# Earth and Sun variance

• il27

## Homework Statement

The distance between the Sun and the Earth varies during the year: it is a minimum in January, and about 3.3% larger at its maximum in July. What is the corresponding change in the Earth's effective temperature?

## Homework Equations

Energy absorbed: $$E_{abs} = \pi R^2 (1- \alpha) F_0$$
energy emitted: $$E_{emit} = 4 \pi R^2 \sigma (T_E)^4$$

## The Attempt at a Solution

I tried finding the effective temperature equation:

The effective temperature equation:

$$T_E^4 = \frac{(1 - \alpha) F_0}{4 \sigma}$$

but I am stuck on how to account for the changing distances between the sun and the earth.

F0, the flux of solar radiation at the Earth, is dependent on the distance between the Earth and the Sun. Do you know how much F0 changes if the Earth-Sun distance doubles, for example?

F0, the flux of solar radiation at the Earth, is dependent on the distance between the Earth and the Sun. Do you know how much F0 changes if the Earth-Sun distance doubles, for example?
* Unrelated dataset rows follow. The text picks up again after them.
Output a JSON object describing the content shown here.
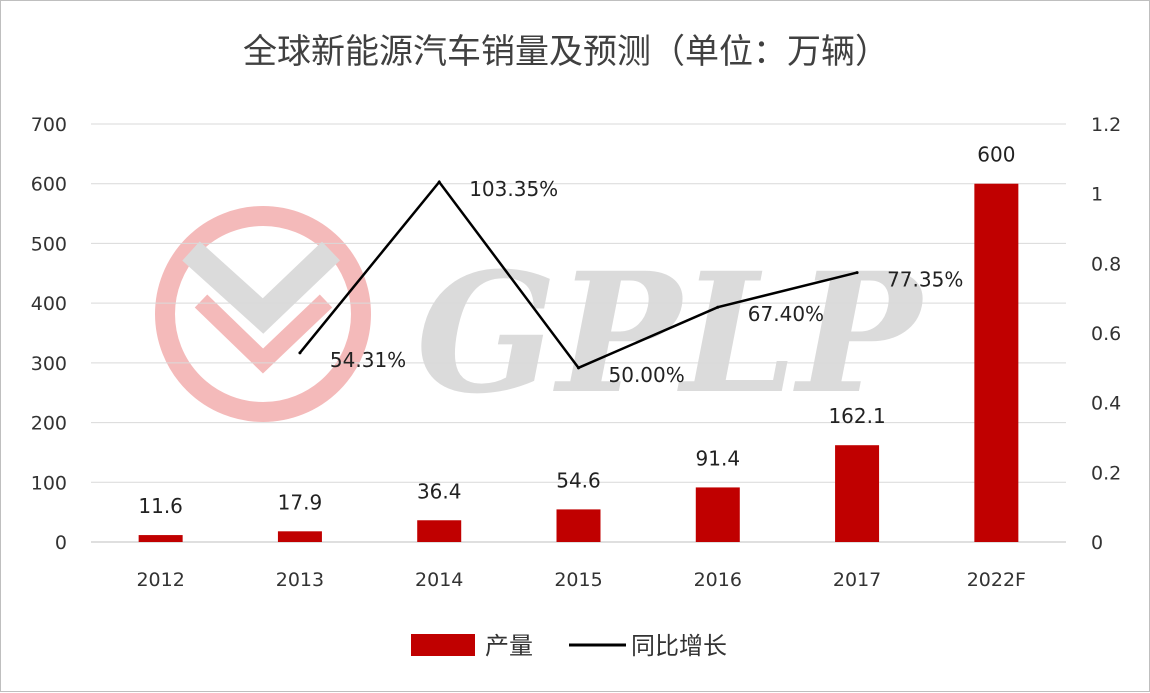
{
  "chart_data": {
    "type": "bar+line",
    "title": "全球新能源汽车销量及预测（单位：万辆）",
    "categories": [
      "2012",
      "2013",
      "2014",
      "2015",
      "2016",
      "2017",
      "2022F"
    ],
    "series": [
      {
        "name": "产量",
        "type": "bar",
        "axis": "left",
        "color": "#c00000",
        "values": [
          11.6,
          17.9,
          36.4,
          54.6,
          91.4,
          162.1,
          600
        ],
        "labels": [
          "11.6",
          "17.9",
          "36.4",
          "54.6",
          "91.4",
          "162.1",
          "600"
        ]
      },
      {
        "name": "同比增长",
        "type": "line",
        "axis": "right",
        "color": "#000000",
        "values": [
          null,
          0.5431,
          1.0335,
          0.5,
          0.674,
          0.7735,
          null
        ],
        "labels": [
          "",
          "54.31%",
          "103.35%",
          "50.00%",
          "67.40%",
          "77.35%",
          ""
        ]
      }
    ],
    "y_left": {
      "range": [
        0,
        700
      ],
      "ticks": [
        "0",
        "100",
        "200",
        "300",
        "400",
        "500",
        "600",
        "700"
      ]
    },
    "y_right": {
      "range": [
        0,
        1.2
      ],
      "ticks": [
        "0",
        "0.2",
        "0.4",
        "0.6",
        "0.8",
        "1",
        "1.2"
      ]
    },
    "grid": true,
    "legend_position": "bottom"
  },
  "watermark": {
    "text": "GPLP"
  }
}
Oh okay. the solar constant would decrease right?
what is the equation to find the solar contsant where it relies on the distance between the sun and the earth?

help

i think i understand the equation. i use the effective temperature equation but find two different solar constant values.
however, what does it mean when it is a minimum in January, and about 3.3% larger at its maximum in July?
is the minimum the distance between the sun and the earth? while 3.3% larger than that is 3.3% added to the distance?